Reputation: 729
I am using the Dataset API with Flink and I am trying to partition parquet files by a key in my POJO e.g. date. The end goal is to write my files down using the following file structure.
/output/
20180901/
file.parquet
20180902/
file.parquet
Flink provides a convenience class to wrap AvroParquetOutputFormat
as shown below but I don't see anyway to provide a partitioning key.
HadoopOutputFormat<Void, Pojo> outputFormat =
new HadoopOutputFormat(new AvroParquetOutputFormat(), Job.getInstance());
I'm trying to figure out the best way to proceed.
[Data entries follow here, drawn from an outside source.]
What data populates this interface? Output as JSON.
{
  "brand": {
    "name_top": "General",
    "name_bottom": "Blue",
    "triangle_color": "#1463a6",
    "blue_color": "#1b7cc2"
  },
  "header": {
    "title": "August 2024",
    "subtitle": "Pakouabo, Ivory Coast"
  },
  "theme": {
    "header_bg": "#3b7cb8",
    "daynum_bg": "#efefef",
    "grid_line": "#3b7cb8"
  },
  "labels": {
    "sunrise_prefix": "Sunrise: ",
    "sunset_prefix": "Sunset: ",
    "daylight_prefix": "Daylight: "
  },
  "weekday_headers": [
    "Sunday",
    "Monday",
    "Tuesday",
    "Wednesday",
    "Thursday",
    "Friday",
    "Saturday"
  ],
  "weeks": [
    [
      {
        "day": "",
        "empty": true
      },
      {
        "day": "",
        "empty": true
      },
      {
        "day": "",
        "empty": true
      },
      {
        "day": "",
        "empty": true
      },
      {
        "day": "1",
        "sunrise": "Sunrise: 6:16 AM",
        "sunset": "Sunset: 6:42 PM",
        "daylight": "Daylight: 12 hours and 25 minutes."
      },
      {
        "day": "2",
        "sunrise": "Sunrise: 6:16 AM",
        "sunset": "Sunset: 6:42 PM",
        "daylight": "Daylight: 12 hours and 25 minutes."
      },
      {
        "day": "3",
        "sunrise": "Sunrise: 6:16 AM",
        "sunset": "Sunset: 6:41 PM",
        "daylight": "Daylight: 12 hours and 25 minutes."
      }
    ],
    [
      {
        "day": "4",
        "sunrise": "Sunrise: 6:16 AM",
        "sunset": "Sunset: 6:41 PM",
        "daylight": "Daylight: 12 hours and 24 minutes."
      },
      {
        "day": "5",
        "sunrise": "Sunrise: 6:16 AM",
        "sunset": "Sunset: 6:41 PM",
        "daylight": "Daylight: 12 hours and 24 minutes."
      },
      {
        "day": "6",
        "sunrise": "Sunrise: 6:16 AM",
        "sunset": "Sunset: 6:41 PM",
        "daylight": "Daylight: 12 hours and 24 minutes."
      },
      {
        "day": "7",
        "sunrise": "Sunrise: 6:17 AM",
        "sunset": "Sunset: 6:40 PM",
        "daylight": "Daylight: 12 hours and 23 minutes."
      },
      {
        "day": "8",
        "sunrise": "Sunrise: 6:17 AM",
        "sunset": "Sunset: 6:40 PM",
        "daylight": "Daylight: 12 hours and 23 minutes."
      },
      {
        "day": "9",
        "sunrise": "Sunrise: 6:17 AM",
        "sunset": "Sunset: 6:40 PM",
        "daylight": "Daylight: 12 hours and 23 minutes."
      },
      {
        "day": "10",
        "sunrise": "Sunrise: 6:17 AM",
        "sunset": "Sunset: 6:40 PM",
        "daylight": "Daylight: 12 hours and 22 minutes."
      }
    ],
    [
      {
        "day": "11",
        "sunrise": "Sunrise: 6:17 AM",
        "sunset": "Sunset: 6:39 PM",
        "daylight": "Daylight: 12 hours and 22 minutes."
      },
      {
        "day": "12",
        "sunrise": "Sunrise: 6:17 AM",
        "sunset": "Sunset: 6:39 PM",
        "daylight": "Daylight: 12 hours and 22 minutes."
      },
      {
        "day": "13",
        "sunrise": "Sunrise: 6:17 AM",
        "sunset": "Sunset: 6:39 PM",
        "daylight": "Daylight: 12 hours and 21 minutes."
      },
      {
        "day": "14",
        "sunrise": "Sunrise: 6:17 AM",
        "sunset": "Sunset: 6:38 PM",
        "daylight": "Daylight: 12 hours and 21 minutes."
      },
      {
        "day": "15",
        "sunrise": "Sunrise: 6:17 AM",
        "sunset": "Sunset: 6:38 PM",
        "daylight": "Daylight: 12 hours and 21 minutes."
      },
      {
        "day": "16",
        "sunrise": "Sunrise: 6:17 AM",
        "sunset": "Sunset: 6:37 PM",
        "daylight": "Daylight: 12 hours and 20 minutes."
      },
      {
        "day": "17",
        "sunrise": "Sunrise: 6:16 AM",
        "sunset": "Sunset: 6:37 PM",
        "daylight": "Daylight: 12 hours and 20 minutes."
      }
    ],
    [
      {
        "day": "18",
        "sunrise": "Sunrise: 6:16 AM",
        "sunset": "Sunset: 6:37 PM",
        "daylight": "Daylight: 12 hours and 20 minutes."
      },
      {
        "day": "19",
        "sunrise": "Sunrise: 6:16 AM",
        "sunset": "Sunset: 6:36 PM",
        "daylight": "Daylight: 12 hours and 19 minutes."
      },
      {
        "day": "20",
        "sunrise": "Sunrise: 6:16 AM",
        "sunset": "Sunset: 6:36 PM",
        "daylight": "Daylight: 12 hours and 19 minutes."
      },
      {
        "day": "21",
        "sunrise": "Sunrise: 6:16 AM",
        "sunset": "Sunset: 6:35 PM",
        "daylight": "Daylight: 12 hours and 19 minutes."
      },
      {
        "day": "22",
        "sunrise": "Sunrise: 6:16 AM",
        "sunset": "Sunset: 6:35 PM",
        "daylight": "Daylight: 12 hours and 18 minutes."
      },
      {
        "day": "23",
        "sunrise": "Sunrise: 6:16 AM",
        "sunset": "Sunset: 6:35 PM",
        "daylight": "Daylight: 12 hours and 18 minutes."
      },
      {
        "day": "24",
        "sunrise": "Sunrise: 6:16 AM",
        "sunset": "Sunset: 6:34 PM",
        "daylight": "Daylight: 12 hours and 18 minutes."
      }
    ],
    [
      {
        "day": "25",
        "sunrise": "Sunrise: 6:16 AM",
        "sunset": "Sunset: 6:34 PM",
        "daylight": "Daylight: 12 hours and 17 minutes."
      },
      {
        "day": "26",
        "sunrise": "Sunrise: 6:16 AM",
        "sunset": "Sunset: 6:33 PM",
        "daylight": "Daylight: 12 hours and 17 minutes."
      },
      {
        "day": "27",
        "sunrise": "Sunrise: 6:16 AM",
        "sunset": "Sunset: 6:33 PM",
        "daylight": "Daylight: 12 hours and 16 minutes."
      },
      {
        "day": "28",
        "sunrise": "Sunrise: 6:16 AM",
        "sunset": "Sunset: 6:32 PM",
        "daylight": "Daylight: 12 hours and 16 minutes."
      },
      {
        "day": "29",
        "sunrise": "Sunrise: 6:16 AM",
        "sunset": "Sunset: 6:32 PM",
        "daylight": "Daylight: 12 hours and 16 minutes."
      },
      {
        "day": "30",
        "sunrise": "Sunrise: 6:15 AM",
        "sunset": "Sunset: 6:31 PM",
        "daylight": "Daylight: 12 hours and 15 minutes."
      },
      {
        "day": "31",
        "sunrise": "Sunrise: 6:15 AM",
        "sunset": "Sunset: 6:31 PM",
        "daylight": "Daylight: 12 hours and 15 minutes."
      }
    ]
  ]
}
Do I need to write my own version of AvroParquetOutputFormat
that extends hadoops MultipleOutputs
type or can I leverage the Flink APIs to do this for me.
The equivalent in Spark would be.
df.write.partitionBy('date').parquet('base path')
Upvotes: 3
Views: 612
Reputation: 3713
You can use the BucketingSink<T>
sink to write data in partitions you defined by supplying an instance of the Bucketer
interface. See the DateTimeBucketer for an example.
https://github.com/apache/flink/blob/master/flink-connectors/flink-connector-filesystem/src/main/java/org/apache/flink/streaming/connectors/fs/DateTimeBucketer.java
Upvotes: 0